Inference Generation proceeds in three steps: (1) iterative denoising starts from Gaussian noise z_T; (2) the LLM, conditioned on FinMAP prompts, predicts the clean latent z_0 using a DPM‑Solver to solve the reverse stochastic differential equation; (3) the pretrained VAE decoder maps z_0 back to wavelet coefficients, which are finally transformed to the time domain via IDWT, yielding an 8‑variable treasury‑futures sequence.

Experiments

Dataset Four contracts (TS, TF, T, TL) covering 2015‑03‑20 to 2025‑12‑31 were collected from Wind and internal databases. Daily market comments were aggregated and automatically parsed into FinMAP‑structured prompt‑time‑series pairs.

Setup Generation lengths L = 8, 32, 64, 128 days were evaluated. For each length, the average MSE and MAE of OHLC values were reported on the last 200 days of the dataset. Prompts were built using a hierarchical time‑aggregation pipeline matching the task horizon.

Baselines TF‑CoDiT was compared against three groups: (i) time‑series GANs (TimeGAN, WGAN, QuatGAN); (ii) diffusion models (GBMDiff, FinDDPM, TimeDiT, T2S); (iii) foundation models (TimeLLM, CALF).

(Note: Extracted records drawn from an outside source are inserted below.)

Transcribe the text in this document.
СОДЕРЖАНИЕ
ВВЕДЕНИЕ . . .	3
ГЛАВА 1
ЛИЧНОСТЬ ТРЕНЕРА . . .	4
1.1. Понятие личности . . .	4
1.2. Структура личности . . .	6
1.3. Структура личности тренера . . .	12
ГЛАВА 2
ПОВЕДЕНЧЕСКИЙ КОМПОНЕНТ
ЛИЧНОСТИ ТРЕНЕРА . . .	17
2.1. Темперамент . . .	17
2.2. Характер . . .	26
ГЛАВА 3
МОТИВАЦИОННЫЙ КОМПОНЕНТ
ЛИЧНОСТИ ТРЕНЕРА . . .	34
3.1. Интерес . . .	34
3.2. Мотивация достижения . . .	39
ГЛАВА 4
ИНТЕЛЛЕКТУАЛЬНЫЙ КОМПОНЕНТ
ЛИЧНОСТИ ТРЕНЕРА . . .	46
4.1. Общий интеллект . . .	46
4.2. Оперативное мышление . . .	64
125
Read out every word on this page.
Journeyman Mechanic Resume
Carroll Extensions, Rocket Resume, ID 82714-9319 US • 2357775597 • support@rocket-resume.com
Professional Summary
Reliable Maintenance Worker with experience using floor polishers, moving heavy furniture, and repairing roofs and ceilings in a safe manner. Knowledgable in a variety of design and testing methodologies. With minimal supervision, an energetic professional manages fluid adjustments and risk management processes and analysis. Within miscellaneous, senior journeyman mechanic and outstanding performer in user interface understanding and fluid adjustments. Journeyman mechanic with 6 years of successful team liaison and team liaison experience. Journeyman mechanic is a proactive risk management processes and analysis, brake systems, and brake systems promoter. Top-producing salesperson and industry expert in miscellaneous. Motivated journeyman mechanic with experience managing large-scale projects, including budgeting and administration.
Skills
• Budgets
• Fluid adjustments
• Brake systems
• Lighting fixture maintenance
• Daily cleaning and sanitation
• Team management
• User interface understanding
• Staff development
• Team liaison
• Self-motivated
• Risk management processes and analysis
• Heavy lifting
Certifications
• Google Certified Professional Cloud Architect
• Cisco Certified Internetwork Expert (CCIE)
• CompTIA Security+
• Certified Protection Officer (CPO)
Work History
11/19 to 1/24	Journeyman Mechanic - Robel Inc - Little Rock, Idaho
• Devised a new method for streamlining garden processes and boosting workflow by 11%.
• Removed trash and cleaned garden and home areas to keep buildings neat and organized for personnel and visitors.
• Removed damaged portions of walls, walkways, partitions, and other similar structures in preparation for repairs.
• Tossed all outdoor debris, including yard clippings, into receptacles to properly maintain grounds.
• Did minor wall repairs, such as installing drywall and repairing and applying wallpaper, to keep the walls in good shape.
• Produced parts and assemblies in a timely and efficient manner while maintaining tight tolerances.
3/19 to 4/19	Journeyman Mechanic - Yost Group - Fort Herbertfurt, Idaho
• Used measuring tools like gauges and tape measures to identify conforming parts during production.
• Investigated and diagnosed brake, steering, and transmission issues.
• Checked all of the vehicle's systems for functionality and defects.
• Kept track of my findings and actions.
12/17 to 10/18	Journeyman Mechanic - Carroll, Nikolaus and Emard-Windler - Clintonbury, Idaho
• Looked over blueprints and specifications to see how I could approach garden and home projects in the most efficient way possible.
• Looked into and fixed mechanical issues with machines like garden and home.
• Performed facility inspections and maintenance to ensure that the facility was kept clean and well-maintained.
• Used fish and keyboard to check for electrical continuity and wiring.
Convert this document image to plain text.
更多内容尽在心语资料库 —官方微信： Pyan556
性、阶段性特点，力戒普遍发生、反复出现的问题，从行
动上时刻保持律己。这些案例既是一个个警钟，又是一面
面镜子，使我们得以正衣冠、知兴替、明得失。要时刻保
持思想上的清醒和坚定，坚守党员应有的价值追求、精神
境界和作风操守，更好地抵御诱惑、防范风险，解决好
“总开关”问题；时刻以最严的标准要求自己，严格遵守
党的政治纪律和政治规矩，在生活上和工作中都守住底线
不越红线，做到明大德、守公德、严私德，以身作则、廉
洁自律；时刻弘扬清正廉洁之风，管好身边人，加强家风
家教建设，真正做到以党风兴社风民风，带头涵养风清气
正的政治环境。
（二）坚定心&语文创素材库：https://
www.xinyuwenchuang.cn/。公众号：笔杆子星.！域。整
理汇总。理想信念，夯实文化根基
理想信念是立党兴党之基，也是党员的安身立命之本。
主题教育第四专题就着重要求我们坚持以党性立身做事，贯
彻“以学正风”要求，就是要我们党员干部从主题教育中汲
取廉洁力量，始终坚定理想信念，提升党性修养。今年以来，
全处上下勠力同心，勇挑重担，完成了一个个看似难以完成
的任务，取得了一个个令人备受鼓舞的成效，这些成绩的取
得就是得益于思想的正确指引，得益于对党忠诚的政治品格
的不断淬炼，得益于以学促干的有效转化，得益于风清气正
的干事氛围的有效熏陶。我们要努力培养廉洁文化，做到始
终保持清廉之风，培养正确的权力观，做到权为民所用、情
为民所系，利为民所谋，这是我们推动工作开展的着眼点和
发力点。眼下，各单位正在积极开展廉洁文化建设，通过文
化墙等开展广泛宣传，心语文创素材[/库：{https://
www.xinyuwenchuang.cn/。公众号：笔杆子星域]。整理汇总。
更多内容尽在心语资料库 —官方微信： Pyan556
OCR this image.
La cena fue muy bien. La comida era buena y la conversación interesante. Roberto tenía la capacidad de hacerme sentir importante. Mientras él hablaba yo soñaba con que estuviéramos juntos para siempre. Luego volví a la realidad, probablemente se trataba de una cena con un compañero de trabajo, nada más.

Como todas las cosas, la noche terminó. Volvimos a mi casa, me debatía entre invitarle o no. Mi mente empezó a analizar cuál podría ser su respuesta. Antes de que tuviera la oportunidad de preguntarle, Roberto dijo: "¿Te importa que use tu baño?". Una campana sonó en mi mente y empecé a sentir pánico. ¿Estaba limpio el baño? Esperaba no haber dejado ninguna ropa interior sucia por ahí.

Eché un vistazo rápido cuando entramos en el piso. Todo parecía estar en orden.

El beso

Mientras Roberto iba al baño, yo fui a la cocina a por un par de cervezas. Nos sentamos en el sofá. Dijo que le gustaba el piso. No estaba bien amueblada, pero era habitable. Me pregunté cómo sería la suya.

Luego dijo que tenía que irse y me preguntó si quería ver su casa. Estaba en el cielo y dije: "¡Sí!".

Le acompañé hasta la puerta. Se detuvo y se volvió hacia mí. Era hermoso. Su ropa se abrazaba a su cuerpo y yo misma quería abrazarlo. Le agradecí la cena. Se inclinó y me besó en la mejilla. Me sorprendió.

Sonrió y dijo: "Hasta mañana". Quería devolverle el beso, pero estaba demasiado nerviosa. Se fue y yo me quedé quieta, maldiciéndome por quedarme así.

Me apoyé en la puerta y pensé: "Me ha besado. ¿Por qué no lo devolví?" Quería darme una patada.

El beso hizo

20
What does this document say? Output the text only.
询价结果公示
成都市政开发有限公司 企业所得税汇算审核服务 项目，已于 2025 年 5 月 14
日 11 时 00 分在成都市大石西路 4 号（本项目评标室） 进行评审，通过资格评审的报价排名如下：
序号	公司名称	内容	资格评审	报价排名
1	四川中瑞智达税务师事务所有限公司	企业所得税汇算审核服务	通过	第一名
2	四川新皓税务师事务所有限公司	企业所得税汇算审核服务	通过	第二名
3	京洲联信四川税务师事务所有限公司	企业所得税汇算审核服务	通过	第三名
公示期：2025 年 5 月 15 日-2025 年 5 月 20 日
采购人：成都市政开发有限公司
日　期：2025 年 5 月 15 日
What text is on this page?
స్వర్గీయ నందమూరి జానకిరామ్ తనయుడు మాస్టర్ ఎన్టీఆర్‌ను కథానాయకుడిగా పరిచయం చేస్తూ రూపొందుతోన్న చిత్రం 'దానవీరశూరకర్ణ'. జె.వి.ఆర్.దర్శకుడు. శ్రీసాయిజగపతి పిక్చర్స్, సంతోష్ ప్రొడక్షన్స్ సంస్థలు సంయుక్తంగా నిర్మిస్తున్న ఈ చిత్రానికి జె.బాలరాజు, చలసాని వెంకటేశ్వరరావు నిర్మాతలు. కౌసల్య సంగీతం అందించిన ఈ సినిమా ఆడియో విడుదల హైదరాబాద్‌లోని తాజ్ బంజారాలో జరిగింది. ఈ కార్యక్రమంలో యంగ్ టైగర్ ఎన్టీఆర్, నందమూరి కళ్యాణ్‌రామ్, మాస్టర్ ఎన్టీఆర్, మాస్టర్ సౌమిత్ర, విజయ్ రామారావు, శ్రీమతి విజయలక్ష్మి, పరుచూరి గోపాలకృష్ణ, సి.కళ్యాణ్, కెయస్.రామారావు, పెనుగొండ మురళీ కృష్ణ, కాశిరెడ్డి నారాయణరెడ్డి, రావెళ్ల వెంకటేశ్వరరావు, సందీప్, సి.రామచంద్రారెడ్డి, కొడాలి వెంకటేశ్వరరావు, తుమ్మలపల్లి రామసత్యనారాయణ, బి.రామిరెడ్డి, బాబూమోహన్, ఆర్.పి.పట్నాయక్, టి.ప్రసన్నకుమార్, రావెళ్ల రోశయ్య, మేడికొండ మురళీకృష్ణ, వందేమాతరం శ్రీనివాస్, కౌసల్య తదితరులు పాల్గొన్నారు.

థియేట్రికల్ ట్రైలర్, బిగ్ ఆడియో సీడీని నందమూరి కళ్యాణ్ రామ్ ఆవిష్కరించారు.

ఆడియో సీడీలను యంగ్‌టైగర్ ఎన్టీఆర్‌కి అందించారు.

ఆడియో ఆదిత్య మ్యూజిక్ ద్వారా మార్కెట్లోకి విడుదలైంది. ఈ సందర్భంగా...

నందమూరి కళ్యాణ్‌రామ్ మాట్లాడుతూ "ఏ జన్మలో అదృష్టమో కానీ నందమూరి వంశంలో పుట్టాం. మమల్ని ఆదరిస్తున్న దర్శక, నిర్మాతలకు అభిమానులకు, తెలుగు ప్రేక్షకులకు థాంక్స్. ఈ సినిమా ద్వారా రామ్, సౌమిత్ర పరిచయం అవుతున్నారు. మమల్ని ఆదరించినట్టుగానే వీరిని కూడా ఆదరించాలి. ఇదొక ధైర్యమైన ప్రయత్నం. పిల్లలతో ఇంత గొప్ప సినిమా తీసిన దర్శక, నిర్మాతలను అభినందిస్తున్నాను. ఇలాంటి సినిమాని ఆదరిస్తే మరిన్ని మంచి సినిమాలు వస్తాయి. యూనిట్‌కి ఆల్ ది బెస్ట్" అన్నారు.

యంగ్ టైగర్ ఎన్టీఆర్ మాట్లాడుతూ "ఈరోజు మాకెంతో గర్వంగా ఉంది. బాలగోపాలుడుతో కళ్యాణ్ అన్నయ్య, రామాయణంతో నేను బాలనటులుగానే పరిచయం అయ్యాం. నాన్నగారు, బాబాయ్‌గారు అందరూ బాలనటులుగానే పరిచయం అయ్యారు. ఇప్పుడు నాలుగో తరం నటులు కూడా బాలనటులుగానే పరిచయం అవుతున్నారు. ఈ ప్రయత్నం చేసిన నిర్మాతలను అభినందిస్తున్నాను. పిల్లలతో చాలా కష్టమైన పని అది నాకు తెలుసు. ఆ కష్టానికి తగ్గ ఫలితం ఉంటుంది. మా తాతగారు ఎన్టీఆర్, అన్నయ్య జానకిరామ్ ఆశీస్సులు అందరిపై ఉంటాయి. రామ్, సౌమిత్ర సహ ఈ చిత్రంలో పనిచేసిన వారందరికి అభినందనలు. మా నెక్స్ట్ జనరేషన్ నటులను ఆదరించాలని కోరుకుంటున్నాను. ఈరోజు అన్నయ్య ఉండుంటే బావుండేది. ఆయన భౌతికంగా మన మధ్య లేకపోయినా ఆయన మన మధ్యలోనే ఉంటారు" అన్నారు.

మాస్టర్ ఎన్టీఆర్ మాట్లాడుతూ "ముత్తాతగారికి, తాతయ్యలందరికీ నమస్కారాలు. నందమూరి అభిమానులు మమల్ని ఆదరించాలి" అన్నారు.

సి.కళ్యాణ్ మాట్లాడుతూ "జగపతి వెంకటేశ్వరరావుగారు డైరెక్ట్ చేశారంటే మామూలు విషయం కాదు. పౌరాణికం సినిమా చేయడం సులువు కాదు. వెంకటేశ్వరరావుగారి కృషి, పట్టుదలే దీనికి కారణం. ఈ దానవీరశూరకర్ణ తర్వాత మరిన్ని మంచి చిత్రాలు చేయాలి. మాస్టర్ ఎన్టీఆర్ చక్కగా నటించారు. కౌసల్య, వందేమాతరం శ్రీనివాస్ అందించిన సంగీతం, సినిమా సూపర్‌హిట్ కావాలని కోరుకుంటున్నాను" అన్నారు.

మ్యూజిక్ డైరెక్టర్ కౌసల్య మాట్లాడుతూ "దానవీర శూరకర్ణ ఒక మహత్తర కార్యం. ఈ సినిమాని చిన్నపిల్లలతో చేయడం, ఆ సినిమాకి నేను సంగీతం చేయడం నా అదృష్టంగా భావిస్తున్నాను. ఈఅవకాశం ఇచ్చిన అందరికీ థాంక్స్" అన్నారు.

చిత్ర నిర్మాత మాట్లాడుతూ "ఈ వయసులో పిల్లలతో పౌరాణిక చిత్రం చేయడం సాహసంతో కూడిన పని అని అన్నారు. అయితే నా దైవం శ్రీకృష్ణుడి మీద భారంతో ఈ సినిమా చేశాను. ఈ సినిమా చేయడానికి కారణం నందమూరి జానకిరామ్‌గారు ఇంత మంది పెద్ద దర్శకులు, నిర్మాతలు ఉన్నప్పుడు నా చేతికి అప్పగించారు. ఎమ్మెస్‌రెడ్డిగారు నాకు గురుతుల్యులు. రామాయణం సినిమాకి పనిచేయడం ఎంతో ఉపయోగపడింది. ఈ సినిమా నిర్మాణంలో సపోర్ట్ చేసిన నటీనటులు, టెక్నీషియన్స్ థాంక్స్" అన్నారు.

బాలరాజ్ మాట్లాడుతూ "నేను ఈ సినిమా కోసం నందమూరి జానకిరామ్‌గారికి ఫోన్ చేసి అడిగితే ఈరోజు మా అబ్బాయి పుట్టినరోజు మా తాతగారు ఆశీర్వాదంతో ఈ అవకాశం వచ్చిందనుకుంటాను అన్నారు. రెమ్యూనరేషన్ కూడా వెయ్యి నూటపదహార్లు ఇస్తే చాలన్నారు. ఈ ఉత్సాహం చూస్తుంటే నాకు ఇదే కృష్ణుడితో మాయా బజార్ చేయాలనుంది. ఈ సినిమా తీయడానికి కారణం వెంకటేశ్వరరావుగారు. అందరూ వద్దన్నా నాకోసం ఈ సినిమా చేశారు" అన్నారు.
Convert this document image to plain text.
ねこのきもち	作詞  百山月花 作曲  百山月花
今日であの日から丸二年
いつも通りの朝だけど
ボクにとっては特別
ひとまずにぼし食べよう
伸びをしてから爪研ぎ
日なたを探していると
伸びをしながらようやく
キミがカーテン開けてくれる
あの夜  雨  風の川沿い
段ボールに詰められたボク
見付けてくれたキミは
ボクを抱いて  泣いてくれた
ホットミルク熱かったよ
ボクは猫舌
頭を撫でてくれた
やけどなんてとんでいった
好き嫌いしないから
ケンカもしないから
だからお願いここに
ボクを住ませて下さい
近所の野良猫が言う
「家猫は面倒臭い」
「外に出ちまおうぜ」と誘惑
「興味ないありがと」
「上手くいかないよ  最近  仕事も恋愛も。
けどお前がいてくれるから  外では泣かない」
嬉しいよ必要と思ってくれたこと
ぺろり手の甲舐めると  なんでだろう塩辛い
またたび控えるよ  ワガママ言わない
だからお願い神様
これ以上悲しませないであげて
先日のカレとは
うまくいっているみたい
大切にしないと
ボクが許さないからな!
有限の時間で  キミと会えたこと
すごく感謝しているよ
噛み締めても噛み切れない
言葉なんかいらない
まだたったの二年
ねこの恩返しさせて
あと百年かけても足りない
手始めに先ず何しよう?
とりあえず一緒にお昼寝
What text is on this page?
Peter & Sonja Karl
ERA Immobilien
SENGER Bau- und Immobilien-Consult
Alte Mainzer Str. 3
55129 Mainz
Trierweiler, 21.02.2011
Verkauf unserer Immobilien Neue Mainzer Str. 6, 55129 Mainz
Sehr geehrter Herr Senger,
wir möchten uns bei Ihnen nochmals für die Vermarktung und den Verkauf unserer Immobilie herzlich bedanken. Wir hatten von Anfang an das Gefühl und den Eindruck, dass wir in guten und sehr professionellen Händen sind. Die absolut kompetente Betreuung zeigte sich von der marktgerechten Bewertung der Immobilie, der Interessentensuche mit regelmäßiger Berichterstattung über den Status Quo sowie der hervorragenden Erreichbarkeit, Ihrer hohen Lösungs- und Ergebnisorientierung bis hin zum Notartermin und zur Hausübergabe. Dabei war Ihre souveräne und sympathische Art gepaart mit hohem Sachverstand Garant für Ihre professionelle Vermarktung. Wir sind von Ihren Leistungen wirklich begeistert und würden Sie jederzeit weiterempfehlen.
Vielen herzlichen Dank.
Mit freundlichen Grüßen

Results Across 8‑64‑day horizons, GAN‑based models suffered high errors (MSE > 0.45, MAE ≈ 0.5). Diffusion and foundation models performed better, but TF‑CoDiT consistently achieved the lowest errors, improving average MSE by 13.4 % and MAE by 12.8 % over the best prior model (T2S). For the 128‑day ultra‑long horizon, TF‑CoDiT remained robust (MSE = 0.41, MAE = 0.42) while most baselines degraded sharply.

Conditional vs. Unconditional Removing the FinMAP prompt increased MSE from 0.30 to 0.44 and MAE from 0.27 to 0.43 for the 32‑day task, matching the performance of the unconditional FinDDPM baseline.

Ablation of FinMAP Daily‑level FinMAP contributed the most to performance; using only daily prompts reduced unconditional errors, and combining daily with periodic prompts yielded the best results.

Case Study On the 10‑year contract (T) for 32‑ and 64‑day generation, TF‑CoDiT achieved the lowest cumulative reconstruction error, with the gap to TimeDiT more than doubling at 64 days, demonstrating superior control of variance explosion in long‑term synthesis.

Discussion

MSE vs. L1 Loss Replacing the standard MSE loss with L1 reduced reconstruction error on approximation coefficients by 1.24 % and on detail coefficients by 10.94 %, because treasury‑futures exhibit heavy‑tailed distributions where MSE over‑penalizes outliers.

U‑VAE vs. Conv‑VAE On four multivariate time‑series benchmarks (ETT, WTH, QLIB, MIMIC), U‑VAE outperformed Conv‑VAE on three datasets, confirming the importance of modeling cross‑channel correlations.